Add lemon juice, cucumber slices, water, milk, and spices.
Bring to a simmer. Reduce heat and cook at a gentle simmer until the cucumbers are soft, about 10 minutes.

Meanwhile, prepare the garnish by mixing all ingredients together in a bowl.

Transfer the soup to a blender or use an immersion blender to puree it.

Serve the soup warm or refrigerate and serve it chilled. Just before serving, garnish with the avocado nutmeg delight! Enjoy with a fresh tomato and feta salad and corn tortillas or cornbread.

Baby Beet and Carrot Soup with Tahini Beet Green Garnish

For the soup:
4 Tablespoons olive oil
3 medium shallots, diced
4 medium-sized red beets, cut into 1 inch chunks
10 medium carrots, peeled and cut into 1 inch chunks
**If the new beets and carrots from your garden or market are smaller, just increase the quanties.
2 tbsp ginger, minced
2 cloves garlic, sliced
6 cups vegetable stock
1 teaspoon salt

For the garnish:
1 cup baby beet greens, washed and minced
1 teaspoon lemon juice
pinch salt
1 Tablespoon tahini

Heat the oil in a pot over medium heat.
Add shallots and sauté for several minutes until translucent.
Add the carrots to the pot and cook for about 10 minutes.
Stir in the beets, ginger, garlic, and cook for another few minutes.

Add the stock and salt. Raise the heat to high and bring to a boil. Reduce to a low boil and cover partially, cooking for about 1 hour, or until the carrots and beets are fork tender.

Meanwhile, mince the beet greens. Place them in a sauce pot with ¼ cup water.
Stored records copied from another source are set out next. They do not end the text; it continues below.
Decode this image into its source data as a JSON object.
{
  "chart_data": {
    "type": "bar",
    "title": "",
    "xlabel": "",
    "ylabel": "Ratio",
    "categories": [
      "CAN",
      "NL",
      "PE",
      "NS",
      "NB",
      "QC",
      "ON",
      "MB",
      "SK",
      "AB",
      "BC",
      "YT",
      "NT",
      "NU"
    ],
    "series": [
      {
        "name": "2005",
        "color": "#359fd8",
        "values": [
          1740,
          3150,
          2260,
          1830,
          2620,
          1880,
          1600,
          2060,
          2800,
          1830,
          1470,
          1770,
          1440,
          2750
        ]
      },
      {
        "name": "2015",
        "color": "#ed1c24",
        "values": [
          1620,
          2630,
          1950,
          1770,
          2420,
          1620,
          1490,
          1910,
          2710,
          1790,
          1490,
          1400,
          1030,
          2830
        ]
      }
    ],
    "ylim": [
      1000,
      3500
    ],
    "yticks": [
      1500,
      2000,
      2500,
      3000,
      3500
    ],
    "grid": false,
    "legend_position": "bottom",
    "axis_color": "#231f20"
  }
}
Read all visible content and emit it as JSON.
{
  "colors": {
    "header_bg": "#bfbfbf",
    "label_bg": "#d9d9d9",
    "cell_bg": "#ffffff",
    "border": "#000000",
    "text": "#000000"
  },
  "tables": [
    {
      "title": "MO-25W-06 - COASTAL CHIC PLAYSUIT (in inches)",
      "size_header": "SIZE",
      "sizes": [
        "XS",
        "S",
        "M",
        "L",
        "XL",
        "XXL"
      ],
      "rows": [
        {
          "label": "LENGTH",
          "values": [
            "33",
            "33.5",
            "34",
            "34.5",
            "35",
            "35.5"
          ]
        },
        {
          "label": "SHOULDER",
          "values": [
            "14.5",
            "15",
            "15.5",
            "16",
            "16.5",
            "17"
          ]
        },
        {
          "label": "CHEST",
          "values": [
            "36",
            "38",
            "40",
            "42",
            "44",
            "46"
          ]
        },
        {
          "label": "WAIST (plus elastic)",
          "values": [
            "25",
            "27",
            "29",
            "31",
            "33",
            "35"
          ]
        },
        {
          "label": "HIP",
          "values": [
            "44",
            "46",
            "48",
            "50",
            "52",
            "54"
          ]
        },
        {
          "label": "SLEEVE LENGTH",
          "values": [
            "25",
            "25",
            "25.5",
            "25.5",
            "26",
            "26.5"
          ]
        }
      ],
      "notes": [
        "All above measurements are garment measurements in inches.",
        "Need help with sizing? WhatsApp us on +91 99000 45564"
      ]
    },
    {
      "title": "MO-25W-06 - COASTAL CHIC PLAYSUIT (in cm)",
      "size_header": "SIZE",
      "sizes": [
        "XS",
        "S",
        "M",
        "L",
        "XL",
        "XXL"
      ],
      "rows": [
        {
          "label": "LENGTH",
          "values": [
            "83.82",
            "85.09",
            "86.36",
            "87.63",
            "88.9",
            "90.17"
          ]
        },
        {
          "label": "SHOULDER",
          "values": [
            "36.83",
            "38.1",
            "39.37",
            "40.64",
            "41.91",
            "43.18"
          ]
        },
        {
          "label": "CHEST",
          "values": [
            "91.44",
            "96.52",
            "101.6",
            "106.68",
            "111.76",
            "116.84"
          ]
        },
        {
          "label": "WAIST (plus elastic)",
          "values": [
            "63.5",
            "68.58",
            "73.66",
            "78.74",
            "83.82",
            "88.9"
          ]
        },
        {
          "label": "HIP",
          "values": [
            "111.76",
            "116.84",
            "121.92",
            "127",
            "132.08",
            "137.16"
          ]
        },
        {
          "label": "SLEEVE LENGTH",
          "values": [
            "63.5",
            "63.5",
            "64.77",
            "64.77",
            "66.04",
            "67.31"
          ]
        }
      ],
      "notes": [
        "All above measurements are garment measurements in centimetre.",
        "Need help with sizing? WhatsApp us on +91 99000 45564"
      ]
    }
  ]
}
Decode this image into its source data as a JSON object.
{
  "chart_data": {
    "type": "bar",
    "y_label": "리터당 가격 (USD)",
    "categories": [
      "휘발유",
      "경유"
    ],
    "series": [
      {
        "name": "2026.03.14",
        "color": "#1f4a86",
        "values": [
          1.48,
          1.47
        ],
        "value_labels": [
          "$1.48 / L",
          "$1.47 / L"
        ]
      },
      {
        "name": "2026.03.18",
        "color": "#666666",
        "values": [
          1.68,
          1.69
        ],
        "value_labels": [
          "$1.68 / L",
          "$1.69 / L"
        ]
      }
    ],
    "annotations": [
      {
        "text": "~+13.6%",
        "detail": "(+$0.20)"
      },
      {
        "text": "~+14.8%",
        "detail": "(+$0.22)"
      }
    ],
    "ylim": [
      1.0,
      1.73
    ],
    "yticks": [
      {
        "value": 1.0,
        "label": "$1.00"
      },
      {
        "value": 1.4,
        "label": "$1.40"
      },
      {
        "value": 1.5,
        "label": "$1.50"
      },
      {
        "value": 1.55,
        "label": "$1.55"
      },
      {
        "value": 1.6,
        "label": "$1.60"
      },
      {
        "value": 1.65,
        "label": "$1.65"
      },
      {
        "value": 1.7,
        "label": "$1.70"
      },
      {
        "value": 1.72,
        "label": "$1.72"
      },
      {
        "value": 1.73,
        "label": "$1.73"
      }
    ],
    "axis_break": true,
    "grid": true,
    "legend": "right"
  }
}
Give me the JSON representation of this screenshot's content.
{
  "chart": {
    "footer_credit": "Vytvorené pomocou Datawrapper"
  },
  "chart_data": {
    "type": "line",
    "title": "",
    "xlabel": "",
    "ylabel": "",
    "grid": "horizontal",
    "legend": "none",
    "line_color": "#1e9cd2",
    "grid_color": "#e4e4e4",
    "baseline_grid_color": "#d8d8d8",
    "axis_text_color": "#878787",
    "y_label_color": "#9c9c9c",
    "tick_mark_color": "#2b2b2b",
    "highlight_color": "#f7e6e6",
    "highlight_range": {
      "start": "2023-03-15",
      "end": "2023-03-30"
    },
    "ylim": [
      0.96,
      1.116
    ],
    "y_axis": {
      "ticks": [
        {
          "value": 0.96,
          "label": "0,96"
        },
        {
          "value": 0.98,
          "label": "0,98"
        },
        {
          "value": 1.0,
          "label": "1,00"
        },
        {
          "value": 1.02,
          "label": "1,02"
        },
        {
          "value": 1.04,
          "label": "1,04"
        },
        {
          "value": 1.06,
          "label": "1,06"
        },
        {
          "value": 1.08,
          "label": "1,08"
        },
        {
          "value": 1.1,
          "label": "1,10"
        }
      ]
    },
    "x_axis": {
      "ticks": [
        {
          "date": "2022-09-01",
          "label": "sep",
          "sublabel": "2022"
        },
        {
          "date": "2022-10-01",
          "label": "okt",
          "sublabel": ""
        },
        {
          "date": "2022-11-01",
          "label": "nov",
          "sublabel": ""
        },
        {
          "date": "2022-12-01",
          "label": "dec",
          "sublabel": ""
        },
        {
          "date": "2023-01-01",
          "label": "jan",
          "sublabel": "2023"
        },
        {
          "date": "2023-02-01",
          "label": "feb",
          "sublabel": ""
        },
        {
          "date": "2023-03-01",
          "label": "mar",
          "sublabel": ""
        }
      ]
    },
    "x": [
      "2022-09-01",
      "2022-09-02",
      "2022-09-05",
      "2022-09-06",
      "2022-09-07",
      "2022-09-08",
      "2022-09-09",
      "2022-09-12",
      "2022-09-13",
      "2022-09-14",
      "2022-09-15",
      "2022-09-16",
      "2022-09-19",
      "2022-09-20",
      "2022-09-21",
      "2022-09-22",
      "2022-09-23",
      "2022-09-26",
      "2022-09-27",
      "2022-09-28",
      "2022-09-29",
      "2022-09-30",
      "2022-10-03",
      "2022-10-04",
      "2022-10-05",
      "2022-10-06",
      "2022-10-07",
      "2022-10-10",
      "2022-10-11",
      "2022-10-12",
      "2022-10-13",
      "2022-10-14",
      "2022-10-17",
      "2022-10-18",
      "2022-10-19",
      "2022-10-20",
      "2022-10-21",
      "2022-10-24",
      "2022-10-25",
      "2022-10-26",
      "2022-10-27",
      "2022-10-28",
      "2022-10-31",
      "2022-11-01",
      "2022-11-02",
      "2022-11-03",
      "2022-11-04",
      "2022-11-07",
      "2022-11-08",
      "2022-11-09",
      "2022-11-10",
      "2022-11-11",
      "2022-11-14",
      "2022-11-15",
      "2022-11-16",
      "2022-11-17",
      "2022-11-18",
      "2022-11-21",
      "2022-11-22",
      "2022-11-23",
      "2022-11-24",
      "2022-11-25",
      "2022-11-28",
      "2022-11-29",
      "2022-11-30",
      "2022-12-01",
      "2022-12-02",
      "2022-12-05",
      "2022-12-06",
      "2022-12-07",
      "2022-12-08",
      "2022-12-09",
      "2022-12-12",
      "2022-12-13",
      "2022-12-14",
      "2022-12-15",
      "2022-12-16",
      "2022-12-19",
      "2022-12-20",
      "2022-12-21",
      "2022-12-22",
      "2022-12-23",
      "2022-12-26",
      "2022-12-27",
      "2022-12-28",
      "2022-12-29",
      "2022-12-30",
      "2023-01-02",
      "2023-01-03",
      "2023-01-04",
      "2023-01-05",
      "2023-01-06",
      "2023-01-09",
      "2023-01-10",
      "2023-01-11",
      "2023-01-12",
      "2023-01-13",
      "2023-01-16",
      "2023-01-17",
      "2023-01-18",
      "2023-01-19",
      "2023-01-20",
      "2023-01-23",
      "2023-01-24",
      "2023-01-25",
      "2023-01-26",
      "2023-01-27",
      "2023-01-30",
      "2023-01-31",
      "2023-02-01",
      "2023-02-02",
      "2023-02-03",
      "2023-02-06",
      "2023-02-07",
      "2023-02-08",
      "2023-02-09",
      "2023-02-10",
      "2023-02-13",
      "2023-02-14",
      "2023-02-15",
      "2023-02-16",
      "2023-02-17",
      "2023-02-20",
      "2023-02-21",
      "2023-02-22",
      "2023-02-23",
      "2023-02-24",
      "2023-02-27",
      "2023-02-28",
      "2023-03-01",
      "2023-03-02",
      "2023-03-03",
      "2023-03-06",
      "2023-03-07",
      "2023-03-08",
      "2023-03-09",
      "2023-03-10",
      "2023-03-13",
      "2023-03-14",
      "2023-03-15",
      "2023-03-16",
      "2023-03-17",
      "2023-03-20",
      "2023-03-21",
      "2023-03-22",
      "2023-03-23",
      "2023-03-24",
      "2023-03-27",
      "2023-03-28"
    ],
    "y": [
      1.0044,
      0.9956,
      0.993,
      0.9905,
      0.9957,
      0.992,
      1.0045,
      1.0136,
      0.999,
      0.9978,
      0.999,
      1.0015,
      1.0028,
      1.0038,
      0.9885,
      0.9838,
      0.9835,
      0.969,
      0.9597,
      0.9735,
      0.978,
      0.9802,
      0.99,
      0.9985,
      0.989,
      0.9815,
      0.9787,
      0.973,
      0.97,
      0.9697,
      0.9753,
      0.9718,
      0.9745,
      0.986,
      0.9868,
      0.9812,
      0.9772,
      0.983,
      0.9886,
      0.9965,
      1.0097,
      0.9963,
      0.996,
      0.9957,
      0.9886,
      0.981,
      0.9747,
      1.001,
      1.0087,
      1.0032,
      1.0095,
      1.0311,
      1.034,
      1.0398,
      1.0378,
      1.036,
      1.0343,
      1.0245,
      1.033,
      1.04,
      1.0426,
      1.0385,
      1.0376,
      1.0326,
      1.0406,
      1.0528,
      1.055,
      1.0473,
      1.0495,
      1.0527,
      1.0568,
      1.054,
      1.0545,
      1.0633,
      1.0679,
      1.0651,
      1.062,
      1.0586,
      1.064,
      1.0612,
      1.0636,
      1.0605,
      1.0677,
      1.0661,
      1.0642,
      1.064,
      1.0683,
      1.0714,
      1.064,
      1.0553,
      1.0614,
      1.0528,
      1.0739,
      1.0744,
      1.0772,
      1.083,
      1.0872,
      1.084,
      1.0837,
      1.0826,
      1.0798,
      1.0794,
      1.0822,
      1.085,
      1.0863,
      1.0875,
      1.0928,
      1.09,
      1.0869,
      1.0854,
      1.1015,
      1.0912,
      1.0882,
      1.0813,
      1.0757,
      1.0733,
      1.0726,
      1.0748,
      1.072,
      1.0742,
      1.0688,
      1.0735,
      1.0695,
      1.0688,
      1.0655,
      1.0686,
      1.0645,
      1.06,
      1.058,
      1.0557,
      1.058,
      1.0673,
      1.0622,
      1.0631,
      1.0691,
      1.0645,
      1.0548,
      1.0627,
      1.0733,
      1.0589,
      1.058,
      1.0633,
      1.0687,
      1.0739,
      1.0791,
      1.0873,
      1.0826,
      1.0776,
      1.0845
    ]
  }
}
Bring to a boil, reduce heat to simmer, and cook for 5 minutes with the pot lid askew.
Drain liquid and toss greens with salt, lemon juice, and tahini.
Set aside.

Using an immersion blender or food processor, purée the contents of the pot.

Ladle the soup into bowls and garnish with beet green mixture. Enjoy with sourdough bread, cooked rice, and tempeh or chicken. Delicious!